This point is important. The police can't police themselves, and for a lasting solution to this problem to emerge there'll have to be major structural changes to the way police oversight and review is carried out.
I hope these protests are a turning point that'll lead to such reforms, but I suspect no significant changes will occur. Hopefully I'll be proven wrong.
Protests might have been unorganized, but riots most certainly are organized. Torching a police car carries a minimum 5 year sentence. It's not the protesters who are doing that.
Moreover, it is still being "organized". Someone keeps dropping off pallets with bricks. There are agitator leaflets all over twitter. People have been recorded on video handing out cash to "protesters" from a thick wad of bills. Someone is organizing and funding the riots.

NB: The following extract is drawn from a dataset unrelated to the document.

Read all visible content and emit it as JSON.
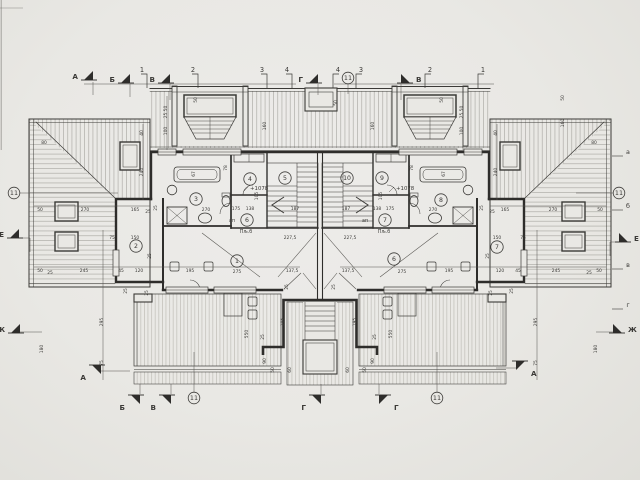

The very next day we had several trucks unloading beds of bricks and large rocks throughout the Plaza (where protests were and would be again that night) throughout the day and people were snapping videos of at least two buses full of protesters in the full black getup unloading on the edge of the Plaza a few hours before sundown. That night we had 85 arrests, multiple cars set on fire, multiple officers put in the hospital, and plenty of CS gas in the streets.
After seeing the peaceful protest on Friday, I find it a little bit suspicious that the crowds grew so quickly and things escalated so quickly (and intentionally, by the looks of people dropping of brick caches) just 24 hours later.
It is more likely the police are doing this as a sign of their own solidarity with other police officers rather than with the protestors. After all, this entire thing started because of kneeling.